Interactive Pathfinding Simulator

Welcome to my interactive pathfinding simulator! After recently playing a game with a really cool quest tracker showing a path in the game world, I became interested in pathfinding algorithms and seeing how paths update in real time based on waypoints and obstacles. From there, I researched and implemented 4 of the most common pathfinding algorithms. I decided to make it more interactive by being able to choose the start and goal waypoints as well as add and remove obstacles to path around. The visited nodes and path will update in real time as you edit the world so you can see the changes that occur, and you can animate the search at any time to see how the algorithm goes about finding the goal node.

Algorithm Descriptions

Breadth-First Search

This algorithm searches all nodes at the current depth from the current node before moving onto the nodes at the next level. To do this, it uses a data structure called a queue to store the nodes needing to be visited. A queue uses a First-In-First-Out principle, meaning the first nodes to enter the structure get removed before the later ones, and can be thought of similar to a standard line at a bakery. The first guest in line gets to order first. This algorithm is not guaranteed to find the shortest path between 2 nodes.

Depth-First Search

This algorithm is similar to breadth-first search, but searches all nodes down one branch before backtracking and searching other branches. It uses a structure called a stack instead of a queue, which employs a First-In-Last-Out principle. This means the first nodes to enter the stack get removed later than ones that get added after.
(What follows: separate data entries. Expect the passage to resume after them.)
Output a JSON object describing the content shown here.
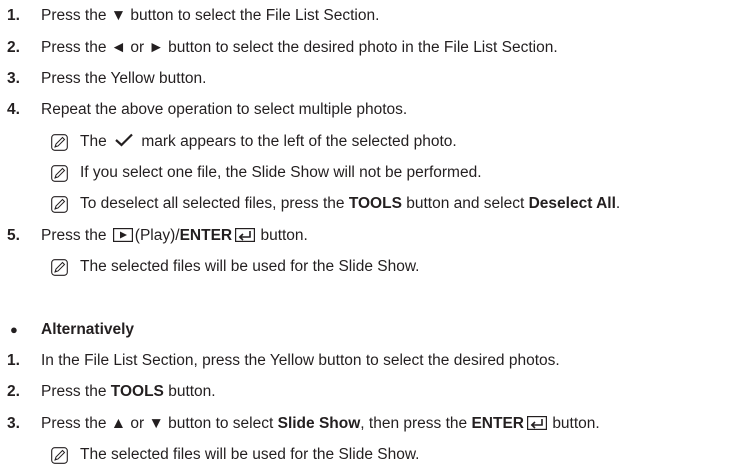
{
  "steps": {
    "s1": {
      "num": "1.",
      "a": "Press the ▼ button to select the File List Section."
    },
    "s2": {
      "num": "2.",
      "a": "Press the ◄ or ► button to select the desired photo in the File List Section."
    },
    "s3": {
      "num": "3.",
      "a": "Press the Yellow button."
    },
    "s4": {
      "num": "4.",
      "a": "Repeat the above operation to select multiple photos."
    },
    "n1": {
      "a": "The",
      "b": "mark appears to the left of the selected photo."
    },
    "n2": {
      "a": "If you select one file, the Slide Show will not be performed."
    },
    "n3": {
      "a": "To deselect all selected files, press the ",
      "b": "TOOLS",
      "c": " button and select ",
      "d": "Deselect All",
      "e": "."
    },
    "s5": {
      "num": "5.",
      "a": "Press the",
      "b": "(Play)/",
      "c": "ENTER",
      "d": "button."
    },
    "n4": {
      "a": "The selected files will be used for the Slide Show."
    }
  },
  "alternative": {
    "bullet": "●",
    "heading": "Alternatively",
    "s1": {
      "num": "1.",
      "a": "In the File List Section, press the Yellow button to select the desired photos."
    },
    "s2": {
      "num": "2.",
      "a": "Press the ",
      "b": "TOOLS",
      "c": " button."
    },
    "s3": {
      "num": "3.",
      "a": "Press the ▲ or ▼ button to select ",
      "b": "Slide Show",
      "c": ", then press the ",
      "d": "ENTER",
      "e": "button."
    },
    "n1": {
      "a": "The selected files will be used for the Slide Show."
    }
  },
  "icons": {
    "note": "note-icon",
    "check": "checkmark-icon",
    "play": "play-button-icon",
    "enter": "enter-button-icon"
  }
}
This is similar to a stack of dinner plates in the cabinet where the last plate you put on the stack will be removed and used first. This algorithm is not guaranteed to find the shortest path between 2 nodes.

A*

A* is one of the most commonly-used algorithms for pathfinding due to its completeness and efficiency. This efficiency, however, comes with a tradeoff of a larger than usual space requirement since it stores all generated nodes. A* is an informed search, meaning it knows the location of the goal and evaluates which node to visit next using a heuristic function that determines the cost of the move, typically a combination of least distance traveled and distance from the goal. This algorithm is guaranteed to find the shortest path between 2 nodes.

Dijkstra's

Dijkstra's is very similar to Breadth-First Search, except it uses a priority queue instead of a normal queue. With a priority queue, every entry has a movement cost, so rather than picking a node off the top to visit, it picks the node with the lowest movement cost. This algorithm is guaranteed to find the shortest path between 2 nodes.